Terpantau kader PDIP itu mendatangi Kertanegara, Jakarta Selatan pada Selasa malam (18/7/2023). Pertemuan diantara keduanya pun dilakukan secara tertutup. Ketika ditanya oleh para awak media, Budiman mengungkapkan bahwa pertemuannya ini adalah atas inisiatif dan keinginannya sendiri tanpa embel-embel mewakili partai.
Dalam diskusi yang berlangsung selama lebih kurang dua jam itu membicarakan perihal kebangsaan, kemanusiaan, dan masa depan. Budiman menilai Prabowo merupakan sosok nasionalis dengan pemikiran hebat.
Budiman juga bilang kalau Kapal Indonesia harus dikayuh oleh orang yang paham strategi, geopolitik, sejarah. Karena Indonesia kapal besar, bukan panggung entertaint saja, dan itu ada pada sosok Prabowo Subianto. Tak hanya itu, Budiman juga mendoakan kesehatan Prabowo, karena menurutnya salah satu sosok terbaik.
Sebelumnya terlihat adanya keretakan yang terjadi di tubuh PDIP, sebab adanya salah satu kadernya yaitu Effendi Simbolon yang memberikan dukungan kepada Prabowo Subianto. Saat ini PDIP dibuat kalang kabut ketakutan menghadapi kondisi perlawanan dari dalam tubuh partainya sendiri.
Seperti yang sudah kita semua ketahui, Ketua Umum PDIP Megawati Soekarnoputri sudah mengusung Ganjar Pranowo sebagai Bacapres 2024, dan nampaknya tidak semua kader kader PDIP mengikuti arahan dari Ketua Umumnya.
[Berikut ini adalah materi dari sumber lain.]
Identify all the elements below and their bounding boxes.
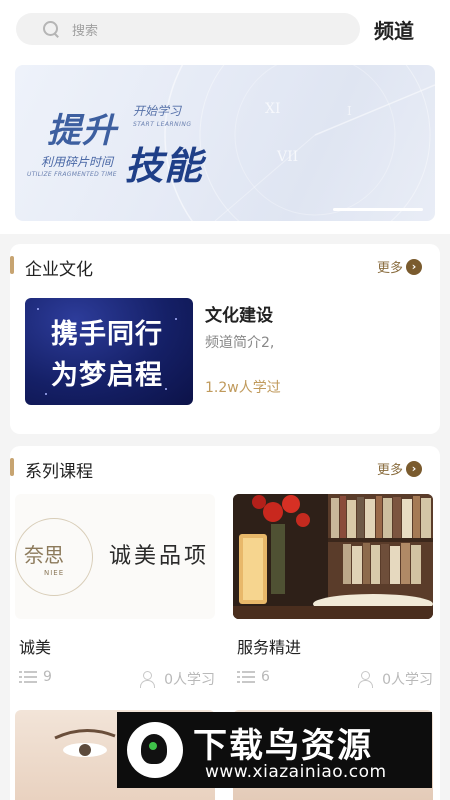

Salah satunya Effendi Simbolon dan ditambah Budiman Sudjatmiko saat ini, politisi senior yang menggemparkan PDIP sebab diduga berikan dukungan kepada Prabowo Subianto.
Apakah Budiman akan mengikuti jejak Effendi yang sesama kader PDIP itu untuk mendukung Prabowo menjadi Presiden? Terlihat sekali dari hasil pertemuan dan diskusi itu, bahwa kader PDIP Budiman Sudjatmiko secara tidak langsung sangat condong mendukung Prabowo untuk menjadi Presiden selanjutnya.